Day three was a particularly tough day that saw them trekking up what was aptly named ‘The Wall’ – an all but vertical clay incline made more difficult by the torrential tropical rain. Physically exhausted after hiking for over 11 hours, it was on this day that the trekkers realised what the heroes of the Kokoda track went through during World War Two, untrained and fighting for what they believed in - the defence of their nation.
“Our issues were ‘first world’ compared to theirs. We didn’t have an enemy shooting at us, we didn’t have any sick or wounded to care for, we weren’t carrying weapons, ammunition, or what we needed for survival,” WO Jocumsen said.
“We had porters and we knew there would be a dry tent, hot food and a warm sleeping bag at the next stop. Day three was our defining moment, overwhelming us with nationalistic pride and a stark realisation we were indeed walking in the footsteps of heroes,” he said.
Isurava is now the site of the inspiring memorial ‘The Four Pillars’. The four granite pillars: courage, endurance, mateship, and sacrifice, are arguably the values by which every subsequent member of the Australian Defence Force will be measured. The group held a service that included a brief history of the battle - words of praise for the Fuzzy Wuzzy Angels, an explanation of the Four Pillars, and several readings. They laid wreaths made from local flowers, recited the Ode, had a minute’s silence and sung the national anthems – the Australian anthem sung by the trekkers, the Papua New Guinean sung by the porters. There wasn’t a dry eye in the place.
Walking through the arch that symbolises the Kokoda end of the track was an amazing experience that meant something different to each of the trekkers. Some were exhilarated, some were proud, others were emotional, one couldn’t believe he had made it - and he wouldn’t have, without the porters carrying him for much of the final two days.
After completing the Kokoda Track there was one final place to visit - The Bomana War Cemetery. Here 3823 flawlessly maintained marble headstones and immaculate gardens sat in perfect alignment. An overwhelming 700 of these headstones were simply engraved ‘An Australian Soldier Of The 1939-1944 War, Known Unto God’. There are no words that can accurately describe the overwhelming sense of pride that the trekkers felt when they walked through this sacred place.
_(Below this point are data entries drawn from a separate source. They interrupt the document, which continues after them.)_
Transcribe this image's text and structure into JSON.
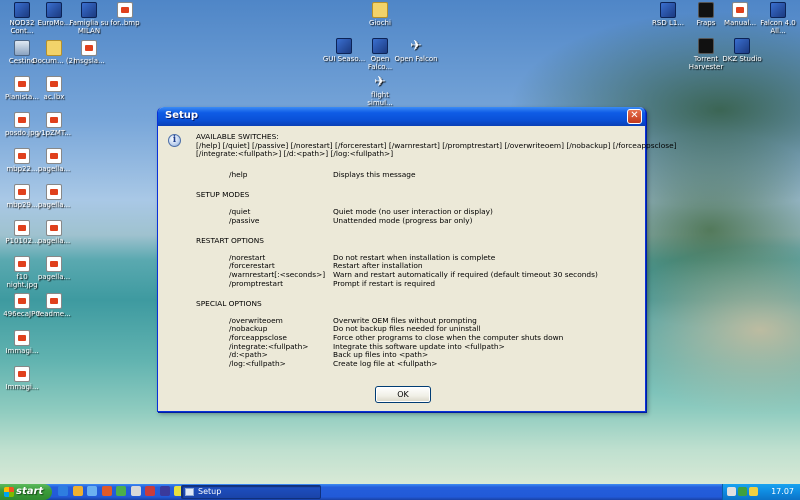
{
  "desktop": {
    "icons": [
      {
        "label": "NOD32 Cont...",
        "icon": "app-icon"
      },
      {
        "label": "EuroMo...",
        "icon": "app-icon"
      },
      {
        "label": "Famiglia su MILAN",
        "icon": "app-icon"
      },
      {
        "label": "for..bmp",
        "icon": "image-file-icon"
      },
      {
        "label": "Cestino",
        "icon": "recycle-bin-icon"
      },
      {
        "label": "Docum... (2)",
        "icon": "documents-icon"
      },
      {
        "label": "msgsla...",
        "icon": "image-file-icon"
      },
      {
        "label": "Pianista...",
        "icon": "image-file-icon"
      },
      {
        "label": "ac.lbx",
        "icon": "image-file-icon"
      },
      {
        "label": "posdo.jpg",
        "icon": "image-file-icon"
      },
      {
        "label": "y1pZMT...",
        "icon": "image-file-icon"
      },
      {
        "label": "mbp22...",
        "icon": "image-file-icon"
      },
      {
        "label": "pagella...",
        "icon": "image-file-icon"
      },
      {
        "label": "mbp29...",
        "icon": "image-file-icon"
      },
      {
        "label": "pagella...",
        "icon": "image-file-icon"
      },
      {
        "label": "P10102...",
        "icon": "image-file-icon"
      },
      {
        "label": "pagella...",
        "icon": "image-file-icon"
      },
      {
        "label": "f10 night.jpg",
        "icon": "image-file-icon"
      },
      {
        "label": "pagella...",
        "icon": "image-file-icon"
      },
      {
        "label": "496ecaJPG",
        "icon": "image-file-icon"
      },
      {
        "label": "readme...",
        "icon": "text-file-icon"
      },
      {
        "label": "Immagi...",
        "icon": "image-file-icon"
      },
      {
        "label": "Immagi...",
        "icon": "image-file-icon"
      },
      {
        "label": "Giochi",
        "icon": "folder-icon"
      },
      {
        "label": "GUI Seaso...",
        "icon": "app-icon"
      },
      {
        "label": "Open Falco...",
        "icon": "app-icon"
      },
      {
        "label": "Open Falcon",
        "icon": "airplane-icon"
      },
      {
        "label": "flight simul...",
        "icon": "airplane-icon"
      },
      {
        "label": "RSD L1...",
        "icon": "app-icon"
      },
      {
        "label": "Fraps",
        "icon": "app-icon"
      },
      {
        "label": "Manual...",
        "icon": "document-icon"
      },
      {
        "label": "Falcon 4.0 All...",
        "icon": "app-icon"
      },
      {
        "label": "Torrent Harvester",
        "icon": "app-icon"
      },
      {
        "label": "DKZ Studio",
        "icon": "app-icon"
      }
    ]
  },
  "dialog": {
    "title": "Setup",
    "close_symbol": "✕",
    "icon_glyph": "i",
    "available_switches_heading": "AVAILABLE SWITCHES:",
    "switches_line1": "[/help] [/quiet] [/passive] [/norestart] [/forcerestart] [/warnrestart] [/promptrestart] [/overwriteoem] [/nobackup] [/forceappsclose]",
    "switches_line2": "[/integrate:<fullpath>] [/d:<path>] [/log:<fullpath>]",
    "help": {
      "key": "/help",
      "desc": "Displays this message"
    },
    "setup_modes": {
      "heading": "SETUP MODES",
      "options": [
        {
          "key": "/quiet",
          "desc": "Quiet mode (no user interaction or display)"
        },
        {
          "key": "/passive",
          "desc": "Unattended mode (progress bar only)"
        }
      ]
    },
    "restart_options": {
      "heading": "RESTART OPTIONS",
      "options": [
        {
          "key": "/norestart",
          "desc": "Do not restart when installation is complete"
        },
        {
          "key": "/forcerestart",
          "desc": "Restart after installation"
        },
        {
          "key": "/warnrestart[:<seconds>]",
          "desc": "Warn and restart automatically if required (default timeout 30 seconds)"
        },
        {
          "key": "/promptrestart",
          "desc": "Prompt if restart is required"
        }
      ]
    },
    "special_options": {
      "heading": "SPECIAL OPTIONS",
      "options": [
        {
          "key": "/overwriteoem",
          "desc": "Overwrite OEM files without prompting"
        },
        {
          "key": "/nobackup",
          "desc": "Do not backup files needed for uninstall"
        },
        {
          "key": "/forceappsclose",
          "desc": "Force other programs to close when the computer shuts down"
        },
        {
          "key": "/integrate:<fullpath>",
          "desc": "Integrate this software update into <fullpath>"
        },
        {
          "key": "/d:<path>",
          "desc": "Back up files into <path>"
        },
        {
          "key": "/log:<fullpath>",
          "desc": "Create log file at <fullpath>"
        }
      ]
    },
    "ok_label": "OK"
  },
  "taskbar": {
    "start_label": "start",
    "task_label": "Setup",
    "clock": "17.07"
  }
}
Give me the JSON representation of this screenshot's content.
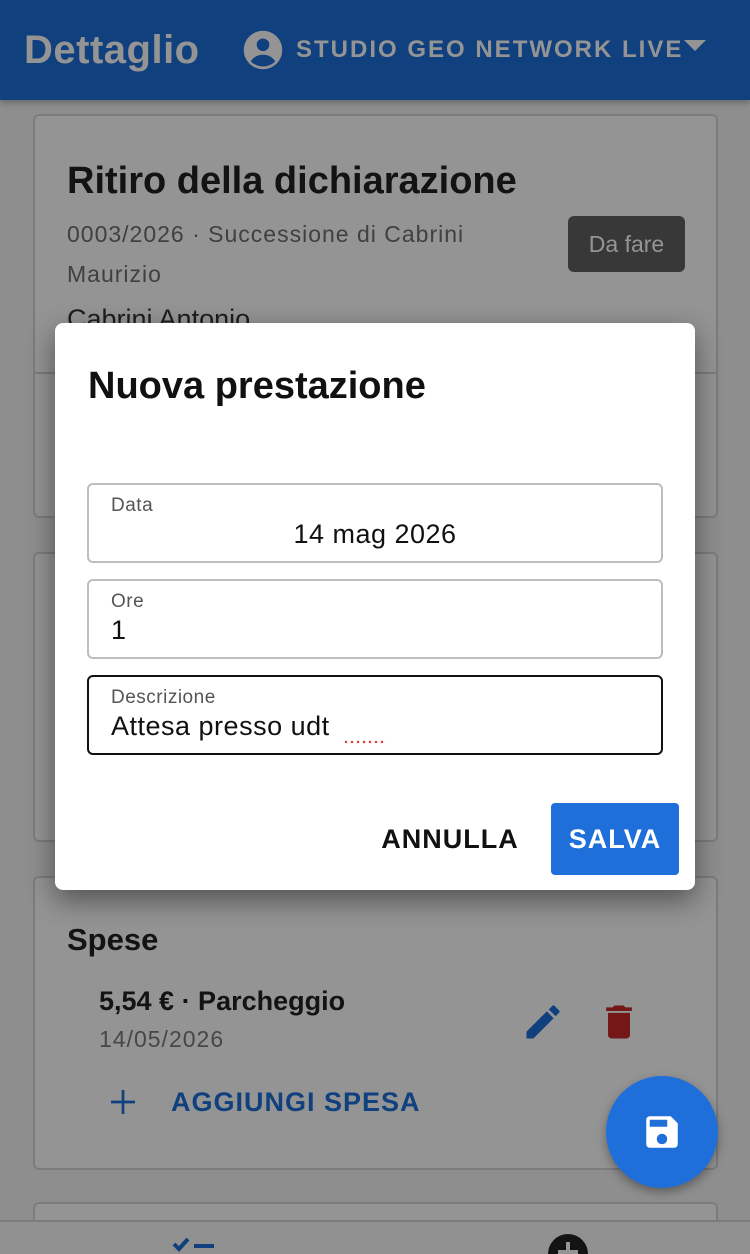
{
  "appbar": {
    "title": "Dettaglio",
    "account_name": "STUDIO GEO NETWORK LIVE",
    "account_icon": "account-circle-icon",
    "dropdown_icon": "caret-down-icon"
  },
  "task": {
    "title": "Ritiro della dichiarazione",
    "subtitle": "0003/2026 · Successione di Cabrini Maurizio",
    "person": "Cabrini Antonio",
    "status": "Da fare"
  },
  "expenses": {
    "heading": "Spese",
    "items": [
      {
        "amount_label": "5,54 € · Parcheggio",
        "date": "14/05/2026",
        "edit_icon": "pencil-icon",
        "delete_icon": "trash-icon"
      }
    ],
    "add_label": "AGGIUNGI SPESA",
    "add_icon": "plus-icon"
  },
  "fab": {
    "icon": "floppy-disk-icon"
  },
  "dialog": {
    "title": "Nuova prestazione",
    "fields": {
      "date": {
        "label": "Data",
        "value": "14 mag 2026"
      },
      "hours": {
        "label": "Ore",
        "value": "1"
      },
      "description": {
        "label": "Descrizione",
        "value": "Attesa presso udt"
      }
    },
    "cancel_label": "ANNULLA",
    "save_label": "SALVA"
  },
  "colors": {
    "primary": "#1e6fd9",
    "danger": "#c62828",
    "badge": "#616161"
  }
}
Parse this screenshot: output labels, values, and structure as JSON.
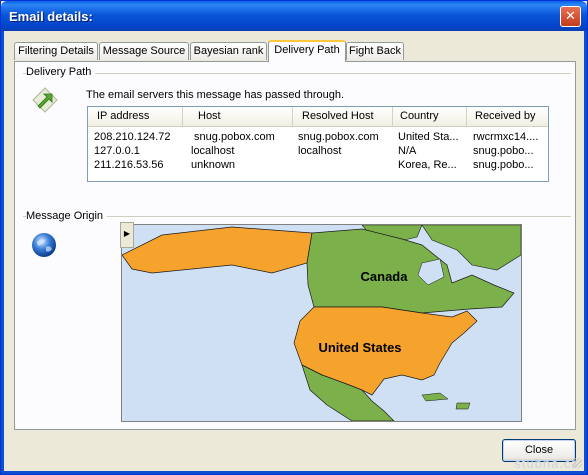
{
  "window": {
    "title": "Email details:",
    "close_glyph": "✕"
  },
  "tabs": [
    {
      "label": "Filtering Details"
    },
    {
      "label": "Message Source"
    },
    {
      "label": "Bayesian rank"
    },
    {
      "label": "Delivery Path"
    },
    {
      "label": "Fight Back"
    }
  ],
  "active_tab": "Delivery Path",
  "delivery_path": {
    "group_label": "Delivery Path",
    "description": "The email servers this message has passed through.",
    "icon": "arrow-in-icon",
    "columns": [
      "IP address",
      "Host",
      "Resolved Host",
      "Country",
      "Received by"
    ],
    "rows": [
      [
        "208.210.124.72",
        " snug.pobox.com",
        "snug.pobox.com",
        "United Sta...",
        "rwcrmxc14...."
      ],
      [
        "127.0.0.1",
        "localhost",
        "localhost",
        "N/A",
        "snug.pobo..."
      ],
      [
        "211.216.53.56",
        "unknown",
        "",
        "Korea, Re...",
        "snug.pobo..."
      ]
    ]
  },
  "message_origin": {
    "group_label": "Message Origin",
    "icon": "globe-icon",
    "map_labels": {
      "canada": "Canada",
      "usa": "United States"
    },
    "colors": {
      "ocean": "#cfe0f5",
      "canada": "#7bb04a",
      "usa": "#f6a32e",
      "alaska": "#f6a32e",
      "other_land": "#7bb04a"
    }
  },
  "buttons": {
    "close": "Close"
  },
  "watermark": "stubna.cz"
}
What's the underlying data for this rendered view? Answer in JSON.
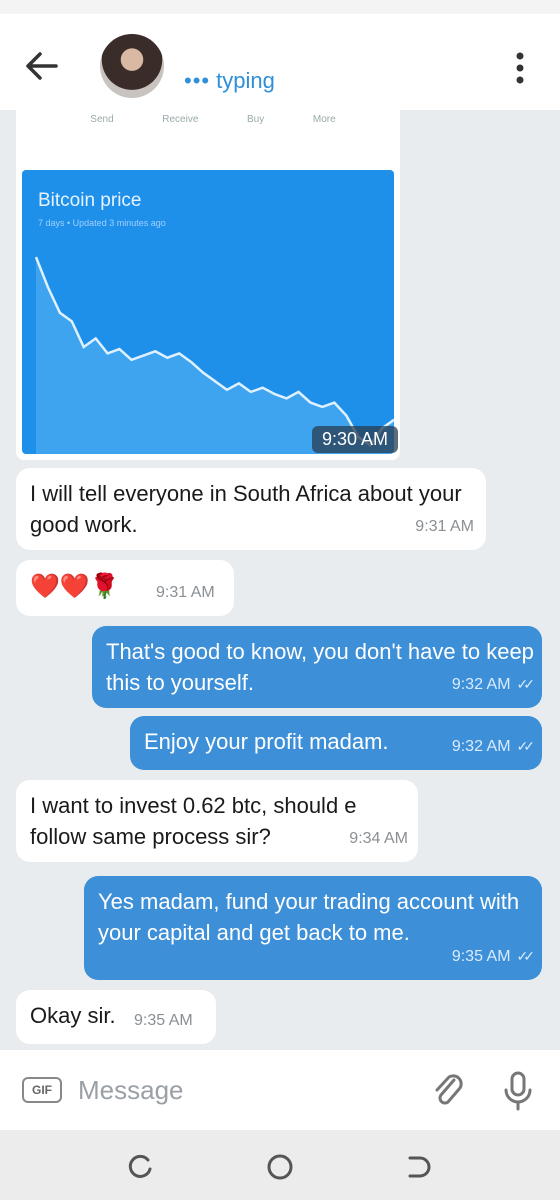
{
  "header": {
    "typing_dots": "•••",
    "status": "typing"
  },
  "image_message": {
    "tabs": [
      "Send",
      "Receive",
      "Buy",
      "More"
    ],
    "chart_title": "Bitcoin price",
    "chart_subtitle": "7 days • Updated 3 minutes ago",
    "time": "9:30 AM"
  },
  "chart_data": {
    "type": "area",
    "title": "Bitcoin price",
    "subtitle": "7 days • Updated 3 minutes ago",
    "x": [
      0,
      1,
      2,
      3,
      4,
      5,
      6,
      7,
      8,
      9,
      10,
      11,
      12,
      13,
      14,
      15,
      16,
      17,
      18,
      19,
      20,
      21,
      22,
      23,
      24,
      25,
      26,
      27,
      28,
      29,
      30
    ],
    "values": [
      92,
      78,
      66,
      62,
      50,
      54,
      47,
      49,
      44,
      46,
      48,
      45,
      47,
      43,
      38,
      34,
      30,
      33,
      29,
      31,
      28,
      26,
      29,
      24,
      22,
      24,
      18,
      8,
      4,
      12,
      16
    ],
    "grid": false
  },
  "messages": [
    {
      "dir": "in",
      "text": "I will tell everyone in South Africa about your good work.",
      "time": "9:31 AM"
    },
    {
      "dir": "in",
      "text": "❤️❤️🌹",
      "time": "9:31 AM"
    },
    {
      "dir": "out",
      "text": "That's good to know, you don't have to keep this to yourself.",
      "time": "9:32 AM"
    },
    {
      "dir": "out",
      "text": "Enjoy your profit madam.",
      "time": "9:32 AM"
    },
    {
      "dir": "in",
      "text": "I want to invest 0.62 btc, should e follow same process sir?",
      "time": "9:34 AM"
    },
    {
      "dir": "out",
      "text": "Yes madam, fund your trading account with your capital and get back to me.",
      "time": "9:35 AM"
    },
    {
      "dir": "in",
      "text": "Okay sir.",
      "time": "9:35 AM"
    }
  ],
  "input": {
    "gif_label": "GIF",
    "placeholder": "Message"
  },
  "icons": {
    "back": "arrow-left",
    "menu": "dots-vertical",
    "attach": "paperclip",
    "mic": "microphone",
    "nav_recent": "recent-apps",
    "nav_home": "home",
    "nav_back": "back"
  },
  "colors": {
    "accent": "#2f8fd8",
    "outgoing_bubble": "#3d8fd8",
    "incoming_bubble": "#ffffff",
    "chart_bg": "#1e90ea"
  }
}
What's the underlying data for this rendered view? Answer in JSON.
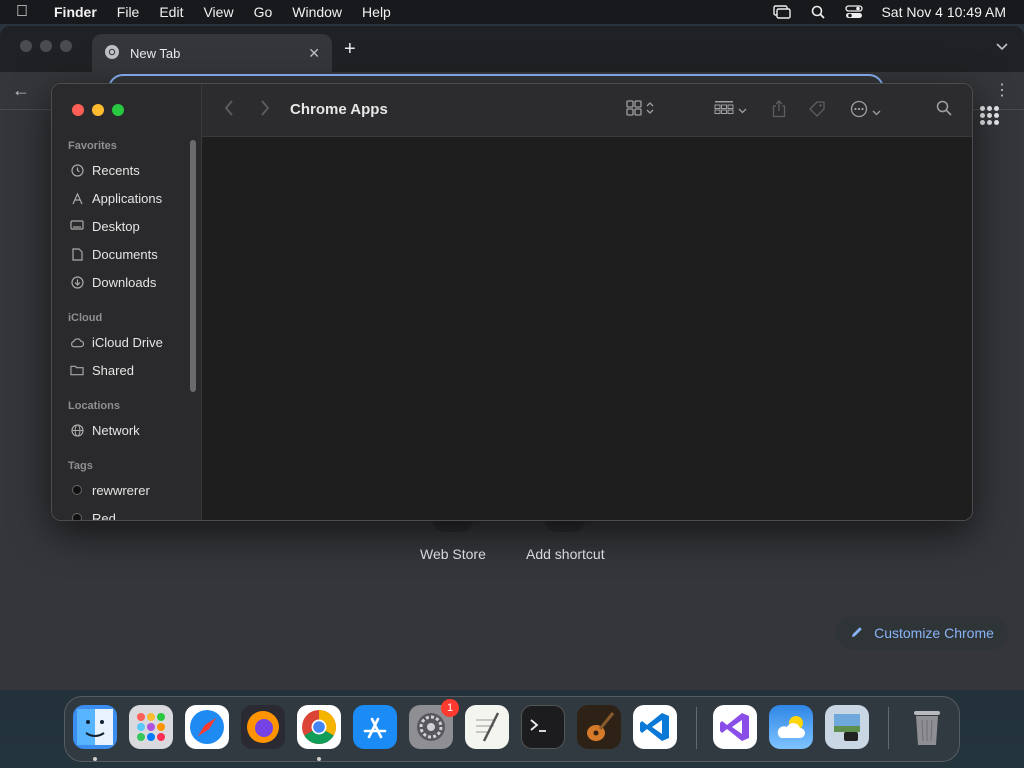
{
  "menubar": {
    "app": "Finder",
    "items": [
      "File",
      "Edit",
      "View",
      "Go",
      "Window",
      "Help"
    ],
    "datetime": "Sat Nov 4  10:49 AM"
  },
  "chrome": {
    "tab_title": "New Tab",
    "shortcuts": [
      "Web Store",
      "Add shortcut"
    ],
    "customize_label": "Customize Chrome"
  },
  "finder": {
    "title": "Chrome Apps",
    "sections": {
      "favorites": "Favorites",
      "icloud": "iCloud",
      "locations": "Locations",
      "tags": "Tags"
    },
    "favorites": [
      "Recents",
      "Applications",
      "Desktop",
      "Documents",
      "Downloads"
    ],
    "icloud": [
      "iCloud Drive",
      "Shared"
    ],
    "locations": [
      "Network"
    ],
    "tags": [
      "rewwrerer",
      "Red"
    ]
  },
  "dock": {
    "settings_badge": "1"
  },
  "colors": {
    "accent_blue": "#8ab4f8",
    "traffic_red": "#ff5f57",
    "traffic_yellow": "#febc2e",
    "traffic_green": "#28c840"
  }
}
“Ultimately, to experience the ‘Spirit of Kokoda’ during our naval career has been a once in a lifetime opportunity,” said WO Jocumsen
“Even though our team endured the same trek physically, we have all taken away something different from the experience. But we all agree, we have now walked in the footsteps of heroes and will be forever grateful for their sacrifice. We will remember them. Lest we forget,” he said.